Preceded by: wooden set
Succeeded by: blue wings set
The unveiling of Countdown's red wings set marked the beginning of what many fans would associate with the peak of the programme's history. The wings design, introduced at the start of Series 22 in July 1991, became the signature Countdown look for over a decade, undergoing three colour schemes during its tenure; the inaugural red edition was active until Series 30 in 1995.
Unsurprisingly, the predominant feature of the wings design was the number of flamboyant, chevron-styled curves emitting from the centre of the studio, which were perhaps inspired by a bird mid-flight. They were believed by some to have paid homage to the logo of the show's production company at the time: Yorkshire Television. Hundreds of lights were installed within the wings, flashing in sequence during the credits and on occasions when a nine-letter word was found. A comparison of the set by Richard Stilgoe — the Dictionary Corner guest present on the set's debut episode — was to a 'head-on view of a seagull with a clock on its nose'. The main portion of the set continued to be stationed on a raised diamond platform, which too had an array of lights underneath.
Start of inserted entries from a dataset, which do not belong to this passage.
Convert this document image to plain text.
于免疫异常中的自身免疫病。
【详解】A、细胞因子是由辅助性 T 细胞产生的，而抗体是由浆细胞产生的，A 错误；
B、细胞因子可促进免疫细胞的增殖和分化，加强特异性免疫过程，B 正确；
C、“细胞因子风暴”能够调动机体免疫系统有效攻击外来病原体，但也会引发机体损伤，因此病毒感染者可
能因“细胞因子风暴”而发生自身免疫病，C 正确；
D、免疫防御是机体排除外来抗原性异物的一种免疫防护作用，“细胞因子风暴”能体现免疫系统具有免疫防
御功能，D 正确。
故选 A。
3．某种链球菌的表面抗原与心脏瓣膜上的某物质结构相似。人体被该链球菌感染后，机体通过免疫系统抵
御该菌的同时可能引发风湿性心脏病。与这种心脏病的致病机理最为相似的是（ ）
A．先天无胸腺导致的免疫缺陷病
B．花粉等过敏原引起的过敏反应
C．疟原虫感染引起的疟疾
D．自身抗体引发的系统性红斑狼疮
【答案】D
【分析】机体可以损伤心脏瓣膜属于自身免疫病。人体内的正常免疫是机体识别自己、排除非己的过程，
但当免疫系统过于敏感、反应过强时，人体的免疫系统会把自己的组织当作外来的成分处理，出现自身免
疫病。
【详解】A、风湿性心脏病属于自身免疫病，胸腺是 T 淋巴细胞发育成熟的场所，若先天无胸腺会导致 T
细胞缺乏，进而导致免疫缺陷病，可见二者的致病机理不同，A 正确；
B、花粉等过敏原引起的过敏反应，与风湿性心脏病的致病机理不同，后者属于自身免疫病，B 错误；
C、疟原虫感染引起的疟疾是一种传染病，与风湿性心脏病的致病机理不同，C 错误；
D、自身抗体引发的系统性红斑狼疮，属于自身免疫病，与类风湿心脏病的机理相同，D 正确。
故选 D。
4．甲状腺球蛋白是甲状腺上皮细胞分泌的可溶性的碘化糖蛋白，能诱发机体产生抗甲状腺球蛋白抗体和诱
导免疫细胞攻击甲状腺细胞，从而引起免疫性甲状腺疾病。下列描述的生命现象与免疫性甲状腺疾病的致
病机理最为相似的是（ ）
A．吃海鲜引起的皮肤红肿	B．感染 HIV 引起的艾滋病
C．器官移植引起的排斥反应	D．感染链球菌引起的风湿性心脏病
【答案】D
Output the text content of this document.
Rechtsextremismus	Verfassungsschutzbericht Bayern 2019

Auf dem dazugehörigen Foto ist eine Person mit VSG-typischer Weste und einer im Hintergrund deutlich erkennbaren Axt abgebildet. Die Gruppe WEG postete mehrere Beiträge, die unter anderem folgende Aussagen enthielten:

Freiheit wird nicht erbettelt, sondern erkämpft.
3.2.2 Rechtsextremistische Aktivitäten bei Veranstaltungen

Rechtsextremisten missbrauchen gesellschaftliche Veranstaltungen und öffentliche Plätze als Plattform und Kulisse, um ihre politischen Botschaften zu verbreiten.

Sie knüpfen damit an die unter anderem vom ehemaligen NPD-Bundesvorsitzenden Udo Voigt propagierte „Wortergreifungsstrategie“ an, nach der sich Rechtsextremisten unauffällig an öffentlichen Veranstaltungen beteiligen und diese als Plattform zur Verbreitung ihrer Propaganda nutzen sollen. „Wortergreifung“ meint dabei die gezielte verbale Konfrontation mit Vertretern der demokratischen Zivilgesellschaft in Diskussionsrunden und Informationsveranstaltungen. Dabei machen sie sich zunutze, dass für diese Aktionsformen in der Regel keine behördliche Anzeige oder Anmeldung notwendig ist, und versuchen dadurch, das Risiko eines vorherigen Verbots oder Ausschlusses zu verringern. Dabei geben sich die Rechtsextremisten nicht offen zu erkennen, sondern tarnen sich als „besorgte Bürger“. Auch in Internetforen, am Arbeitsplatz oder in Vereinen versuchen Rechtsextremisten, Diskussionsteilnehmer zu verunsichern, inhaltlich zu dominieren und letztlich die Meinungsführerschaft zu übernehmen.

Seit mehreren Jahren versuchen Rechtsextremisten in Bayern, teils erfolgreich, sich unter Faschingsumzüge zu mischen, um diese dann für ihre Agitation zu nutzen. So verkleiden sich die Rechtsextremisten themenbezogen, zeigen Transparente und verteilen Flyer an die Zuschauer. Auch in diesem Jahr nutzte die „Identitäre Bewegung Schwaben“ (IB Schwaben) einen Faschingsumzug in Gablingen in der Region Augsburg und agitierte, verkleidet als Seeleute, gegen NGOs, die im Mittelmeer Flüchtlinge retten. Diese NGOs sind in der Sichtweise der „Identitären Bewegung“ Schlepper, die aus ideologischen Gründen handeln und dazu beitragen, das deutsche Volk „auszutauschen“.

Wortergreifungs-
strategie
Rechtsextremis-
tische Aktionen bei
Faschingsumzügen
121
While the platform had a central void on the preceding set, it was now filled in and carpeted over.
Where the desk was separated into four smaller tables on the wooden set, it was merged back together for this design (and every other that has since followed), perhaps to give more inclusion to those sitting behind it. In this instance, it had a tiered setback configuration and was constructed as four angled sections to distinguish the allocated position of the cast members: the Dictionary Corner duo, defending contestant, challenging contestant, and presenter. The two inner sections had a rectangular seven-segment LED display mounted on the front to show the score of each contestant. For further aesthetic, more lightbulbs were arranged inside of the desk's three layers.
For the first time, the clock rested inside the many complex layered sections that made up the wings, as opposed to protruding from the walls of the studio, and were framed with two 'arms' around the perimeter of the bottom half.
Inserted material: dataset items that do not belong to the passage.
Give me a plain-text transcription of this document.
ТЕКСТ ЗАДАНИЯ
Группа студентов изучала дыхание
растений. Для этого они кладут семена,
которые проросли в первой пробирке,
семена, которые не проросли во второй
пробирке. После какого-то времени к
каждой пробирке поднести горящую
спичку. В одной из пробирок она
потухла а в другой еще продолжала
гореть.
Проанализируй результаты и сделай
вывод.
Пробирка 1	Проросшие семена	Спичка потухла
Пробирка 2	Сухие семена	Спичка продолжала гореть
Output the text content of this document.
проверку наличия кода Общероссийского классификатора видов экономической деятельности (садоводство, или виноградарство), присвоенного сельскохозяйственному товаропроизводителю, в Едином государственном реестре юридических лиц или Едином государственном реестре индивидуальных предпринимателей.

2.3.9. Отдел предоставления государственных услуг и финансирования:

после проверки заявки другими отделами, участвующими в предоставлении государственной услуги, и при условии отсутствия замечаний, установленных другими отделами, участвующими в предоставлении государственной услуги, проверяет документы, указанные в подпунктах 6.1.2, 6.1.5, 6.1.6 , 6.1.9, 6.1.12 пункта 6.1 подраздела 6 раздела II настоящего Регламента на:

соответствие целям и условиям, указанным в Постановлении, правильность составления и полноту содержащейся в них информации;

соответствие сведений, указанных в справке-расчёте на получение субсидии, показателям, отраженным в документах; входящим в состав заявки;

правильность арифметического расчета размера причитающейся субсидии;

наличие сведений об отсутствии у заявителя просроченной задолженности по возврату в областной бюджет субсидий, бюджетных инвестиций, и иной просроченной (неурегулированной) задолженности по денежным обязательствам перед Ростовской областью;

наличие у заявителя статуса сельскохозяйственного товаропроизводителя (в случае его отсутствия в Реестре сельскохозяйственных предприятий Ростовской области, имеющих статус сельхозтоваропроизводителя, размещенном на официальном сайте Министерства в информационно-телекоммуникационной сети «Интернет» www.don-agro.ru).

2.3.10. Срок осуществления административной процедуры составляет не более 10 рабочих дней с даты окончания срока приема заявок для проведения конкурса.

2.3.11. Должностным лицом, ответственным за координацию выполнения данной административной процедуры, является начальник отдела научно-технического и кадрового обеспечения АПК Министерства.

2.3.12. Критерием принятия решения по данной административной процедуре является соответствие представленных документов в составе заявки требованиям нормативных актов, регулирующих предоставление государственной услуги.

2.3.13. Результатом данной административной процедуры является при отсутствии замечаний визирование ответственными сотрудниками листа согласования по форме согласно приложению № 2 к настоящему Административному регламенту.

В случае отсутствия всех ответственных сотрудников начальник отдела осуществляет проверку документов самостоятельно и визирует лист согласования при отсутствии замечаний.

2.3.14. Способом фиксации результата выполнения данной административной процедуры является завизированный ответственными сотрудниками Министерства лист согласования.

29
The boards used during the rounds were situated to the immediate left of the main setting. They were embedded into a large stage flat depicting a grey background with arched lines branching from them. The numbers tray — storing the 24 tiles used for the numbers rounds — was remodelled for this set onwards to include individual pockets for the tiles to slip into as opposed to just four rows for them to lie on.
Like every other style, the red wings set went through a series of changes — some more noticeable than others. For instance, the earliest variant wasn't even red: it used white as the principle colour, with hints of rose pink.
For some unknown reason — perhaps to add tension — there was a period in 1994 where the clock music was played approximately 10% slower, resulting in a lower than usual pitch. This was only temporary, and the standard version was reinstated shortly afterwards. The brief change could have foreshadowed the remix to the music that would come in 1996, which intended to provide more intensity to the gameplay.
From Series 25, the upper section of the studio was fitted with a large light-up sign above the clock, portraying the "Pac-Man" logo in use at the time. The desk was also modified by having extra pieces slotted between each main section in order to make it wider. In the following series, the border around the clock was recoloured from grey to blue.
The grand final of Series 30 was the last episode in which the red variation of the wings set was seen. Beginning in Series 31, which started on 1st January 1996, it was filtered blue. The set alteration prompted another rebrand for the show, comprising a triangular logo in addition to a new, 'jazzed-up' edition of the clock music that lasted just twelve episodes.